Ce texte fait partie du feuilleton "Ma soeur, cette héroïne", écrit par José T. Lire l’ensemble
Pour plus de sécurité encore, mon père remit son sort entre les mains de Notre-Dame du Rempart, protectrice de la ville.
Tous les jours, à la sortie des bureaux, il se rendait dans la chapelle de la Vierge, avenue du Rempart, pour lui adresser sa prière : "Protégez-nous des sales Boches" et glisser dans un catéchisme qui traînait là, tout express, sur le dossier d’une chaise numérotée, l’un ou l’autre message urgent et codé. Il savait que quelqu’un viendrait, derrière lui, occuper le même siège, lirait le message pour l’apprendre par cœur avant de le jeter dans un caniveau. A l’occasion, lorsqu’il était à court de temps, et que le destinataire du message résidait dans les environs immédiats, il m’utilisait comme agent de liaison.

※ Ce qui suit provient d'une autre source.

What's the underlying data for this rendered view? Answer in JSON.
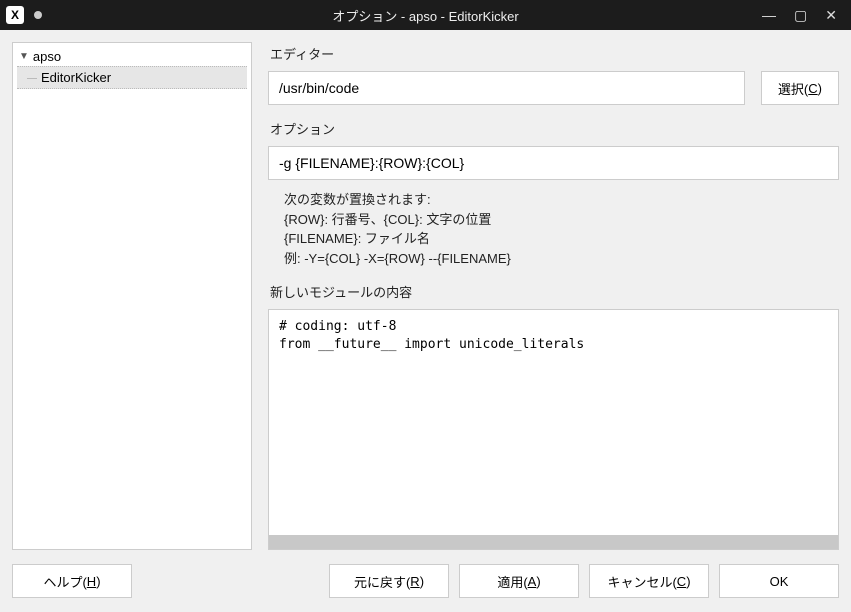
{
  "window": {
    "title": "オプション - apso - EditorKicker"
  },
  "sidebar": {
    "root": "apso",
    "child": "EditorKicker"
  },
  "editor": {
    "label": "エディター",
    "value": "/usr/bin/code",
    "select_label": "選択(",
    "select_accel": "C",
    "select_tail": ")"
  },
  "option": {
    "label": "オプション",
    "value": "-g {FILENAME}:{ROW}:{COL}",
    "desc_line1": "次の変数が置換されます:",
    "desc_line2": "{ROW}: 行番号、{COL}: 文字の位置",
    "desc_line3": "{FILENAME}: ファイル名",
    "desc_line4": "例: -Y={COL} -X={ROW} --{FILENAME}"
  },
  "module": {
    "label": "新しいモジュールの内容",
    "content": "# coding: utf-8\nfrom __future__ import unicode_literals"
  },
  "buttons": {
    "help": "ヘルプ(",
    "help_accel": "H",
    "help_tail": ")",
    "revert": "元に戻す(",
    "revert_accel": "R",
    "revert_tail": ")",
    "apply": "適用(",
    "apply_accel": "A",
    "apply_tail": ")",
    "cancel": "キャンセル(",
    "cancel_accel": "C",
    "cancel_tail": ")",
    "ok": "OK"
  }
}
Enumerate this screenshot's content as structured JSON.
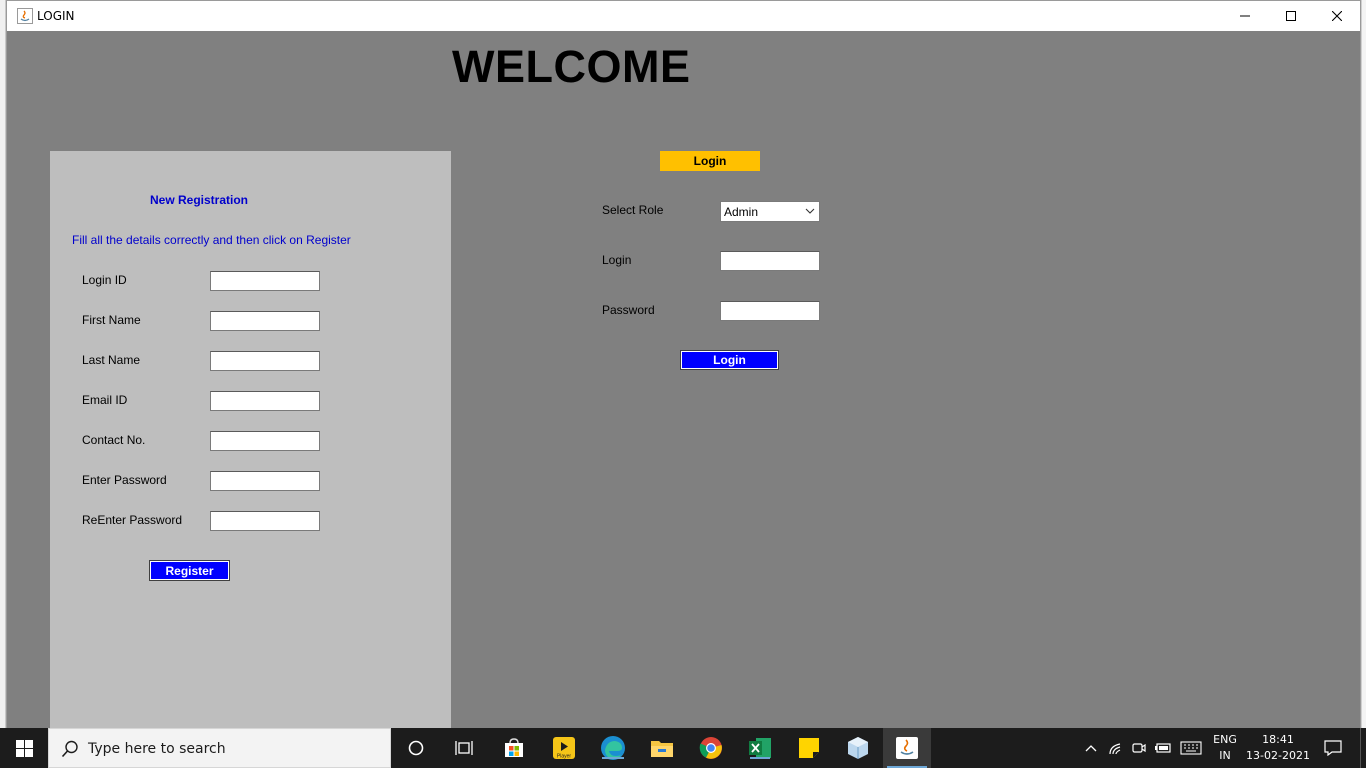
{
  "window": {
    "title": "LOGIN",
    "minimize_icon": "minimize-icon",
    "maximize_icon": "maximize-icon",
    "close_icon": "close-icon"
  },
  "header": {
    "welcome": "WELCOME"
  },
  "registration": {
    "title": "New Registration",
    "hint": "Fill all the details correctly and then click on Register",
    "fields": [
      {
        "label": "Login ID",
        "value": ""
      },
      {
        "label": "First Name",
        "value": ""
      },
      {
        "label": "Last Name",
        "value": ""
      },
      {
        "label": "Email ID",
        "value": ""
      },
      {
        "label": "Contact No.",
        "value": ""
      },
      {
        "label": "Enter Password",
        "value": ""
      },
      {
        "label": "ReEnter Password",
        "value": ""
      }
    ],
    "register_label": "Register"
  },
  "login": {
    "badge": "Login",
    "role_label": "Select Role",
    "role_value": "Admin",
    "login_label": "Login",
    "login_value": "",
    "password_label": "Password",
    "password_value": "",
    "button_label": "Login"
  },
  "taskbar": {
    "search_placeholder": "Type here to search",
    "apps": [
      "cortana-icon",
      "task-view-icon",
      "store-icon",
      "player-icon",
      "edge-icon",
      "file-explorer-icon",
      "chrome-icon",
      "excel-icon",
      "sticky-notes-icon",
      "virtualbox-icon",
      "java-icon"
    ],
    "player_badge": "Player",
    "language": "ENG",
    "region": "IN",
    "time": "18:41",
    "date": "13-02-2021"
  },
  "colors": {
    "window_bg": "#808080",
    "panel_bg": "#bebebe",
    "accent_blue": "#0000ff",
    "label_blue": "#0000cc",
    "badge_yellow": "#ffc000",
    "taskbar": "#1c1c1c"
  }
}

"Tu dois passer inaperçu", me recommandait-il. Je m’y appliquais sérieusement. Qu’il est difficile de se rendre invisible. Je ne m’étais pas rendu compte que mon corps prenait tant de place. D’ailleurs, même si je me cachais derrière un arbre ou dans une encoignure de porte, mon ombre pouvait encore me dénoncer.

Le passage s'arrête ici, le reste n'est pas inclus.